I have started taking a giant thermal mug full of tea on my morning drives. The trip usually lasts a bit over an hour and the tea is still pretty hot when I get home. It really is a very big mug of tea. A whole double teapot stuffed into one giant mug.
I have been impressed by the thermal properties of the giant thermal mug. I had to drop the van off at the mechanics in the middle of a morning trip because the van started overheating. I thought it would be a quick job, but they had to keep the van overnight. Unfortunately, I left the giant mug sitting in the van the whole time.

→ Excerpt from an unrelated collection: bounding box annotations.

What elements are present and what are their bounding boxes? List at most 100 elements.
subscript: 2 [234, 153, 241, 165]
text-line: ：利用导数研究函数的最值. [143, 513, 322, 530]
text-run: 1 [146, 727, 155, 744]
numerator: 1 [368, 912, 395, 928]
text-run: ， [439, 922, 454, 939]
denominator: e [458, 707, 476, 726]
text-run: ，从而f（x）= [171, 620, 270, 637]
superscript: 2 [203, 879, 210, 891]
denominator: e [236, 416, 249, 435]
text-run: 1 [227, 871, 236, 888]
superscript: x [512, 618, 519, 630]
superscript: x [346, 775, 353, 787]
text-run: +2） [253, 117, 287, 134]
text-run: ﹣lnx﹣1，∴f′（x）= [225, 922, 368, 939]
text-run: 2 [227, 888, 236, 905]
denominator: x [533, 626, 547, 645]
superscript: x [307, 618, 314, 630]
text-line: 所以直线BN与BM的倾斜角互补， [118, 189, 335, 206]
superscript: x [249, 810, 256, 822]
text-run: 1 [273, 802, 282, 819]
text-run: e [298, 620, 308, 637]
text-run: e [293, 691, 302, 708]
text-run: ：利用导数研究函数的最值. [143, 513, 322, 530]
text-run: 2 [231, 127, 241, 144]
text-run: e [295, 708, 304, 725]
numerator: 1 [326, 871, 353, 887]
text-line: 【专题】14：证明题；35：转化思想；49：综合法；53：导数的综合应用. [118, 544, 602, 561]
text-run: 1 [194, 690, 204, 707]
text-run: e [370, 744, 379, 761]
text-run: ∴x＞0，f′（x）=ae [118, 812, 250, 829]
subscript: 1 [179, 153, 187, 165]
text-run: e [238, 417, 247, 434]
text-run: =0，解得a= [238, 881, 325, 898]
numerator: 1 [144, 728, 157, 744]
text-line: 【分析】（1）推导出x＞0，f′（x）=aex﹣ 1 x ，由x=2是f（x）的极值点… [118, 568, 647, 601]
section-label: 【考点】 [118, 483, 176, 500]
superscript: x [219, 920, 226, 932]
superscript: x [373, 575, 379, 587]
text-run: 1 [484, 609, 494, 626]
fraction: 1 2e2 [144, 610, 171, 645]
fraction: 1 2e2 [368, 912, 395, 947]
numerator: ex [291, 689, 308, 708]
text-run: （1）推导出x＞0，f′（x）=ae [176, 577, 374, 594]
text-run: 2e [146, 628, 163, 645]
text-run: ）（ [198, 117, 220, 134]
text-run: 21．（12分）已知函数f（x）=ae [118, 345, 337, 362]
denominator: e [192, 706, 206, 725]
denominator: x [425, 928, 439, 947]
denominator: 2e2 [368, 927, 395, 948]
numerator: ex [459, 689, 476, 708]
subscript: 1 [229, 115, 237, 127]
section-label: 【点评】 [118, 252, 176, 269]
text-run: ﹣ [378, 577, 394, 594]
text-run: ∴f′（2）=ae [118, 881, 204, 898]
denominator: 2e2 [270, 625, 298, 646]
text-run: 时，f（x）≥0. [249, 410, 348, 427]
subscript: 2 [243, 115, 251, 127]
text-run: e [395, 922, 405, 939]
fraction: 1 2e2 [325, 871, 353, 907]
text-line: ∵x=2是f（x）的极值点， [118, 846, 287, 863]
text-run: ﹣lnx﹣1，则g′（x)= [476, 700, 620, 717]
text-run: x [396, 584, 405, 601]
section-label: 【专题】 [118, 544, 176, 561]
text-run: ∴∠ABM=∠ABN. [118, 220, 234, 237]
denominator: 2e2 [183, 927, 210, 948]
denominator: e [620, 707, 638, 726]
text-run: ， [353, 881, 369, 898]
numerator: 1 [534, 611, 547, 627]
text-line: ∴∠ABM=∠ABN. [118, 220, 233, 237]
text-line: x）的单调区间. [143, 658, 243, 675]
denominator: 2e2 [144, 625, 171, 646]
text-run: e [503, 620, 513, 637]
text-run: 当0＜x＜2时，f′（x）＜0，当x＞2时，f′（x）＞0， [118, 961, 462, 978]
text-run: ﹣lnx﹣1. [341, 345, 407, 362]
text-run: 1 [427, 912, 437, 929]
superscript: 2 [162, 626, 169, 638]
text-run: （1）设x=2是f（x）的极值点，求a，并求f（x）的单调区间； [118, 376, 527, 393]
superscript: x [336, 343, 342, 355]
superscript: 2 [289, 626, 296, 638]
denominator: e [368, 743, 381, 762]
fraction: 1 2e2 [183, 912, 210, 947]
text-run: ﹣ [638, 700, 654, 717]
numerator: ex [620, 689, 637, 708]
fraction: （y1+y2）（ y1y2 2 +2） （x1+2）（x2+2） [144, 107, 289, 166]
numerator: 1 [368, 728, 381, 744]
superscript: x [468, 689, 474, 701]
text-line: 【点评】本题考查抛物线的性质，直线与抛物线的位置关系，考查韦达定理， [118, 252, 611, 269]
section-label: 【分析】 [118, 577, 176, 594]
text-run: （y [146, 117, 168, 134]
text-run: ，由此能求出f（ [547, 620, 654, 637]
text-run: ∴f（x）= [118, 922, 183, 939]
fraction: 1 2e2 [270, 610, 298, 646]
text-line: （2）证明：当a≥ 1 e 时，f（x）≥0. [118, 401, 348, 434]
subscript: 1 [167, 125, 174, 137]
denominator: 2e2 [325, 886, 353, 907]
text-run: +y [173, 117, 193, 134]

The following day I went to pick up the van. I climbed in and noticed the giant mug sitting there patiently. I hefted it in my hand to check the weight. Hopeful. Perhaps recklessly hopeful, but still hopeful. I realised there was still tea in it. I wondered just how good these giant thermal mugs really were. They had proved to me in the past that they had some game. Well beyond any expectations I'd held. But could they seriously keep half a cup of tea warm overnight? The thought was preposterous, but that slowed my hand none as I brought the mug to quivering lips for a timid taste.
My fragile, budding hopes were roundly smashed. The tea was totally cold. I sat there for a moment, by myself, in a cold van, on a cold and grey morning, with a cold cup of stolen promise resting in my lap.
Then I drove home and made myself a pot of tea in the four cup teapot. Some would say it was immoderate consumption as means of escape. They may be right.
I am almost officially my mum. Today I wore five layers of clothing and I loved every one of them. Yesterday, I spend 30 minutes decrying to Jemma the frequent and systemic abuse of teflon surfaces by metal cooking utensils that I observe in all areas of my daily life. And I wasn't just being funny. I really, truly cannot understand the perverse friendship people seem to think exists between non-stick pans and metal.
I think my upbringing is officially complete.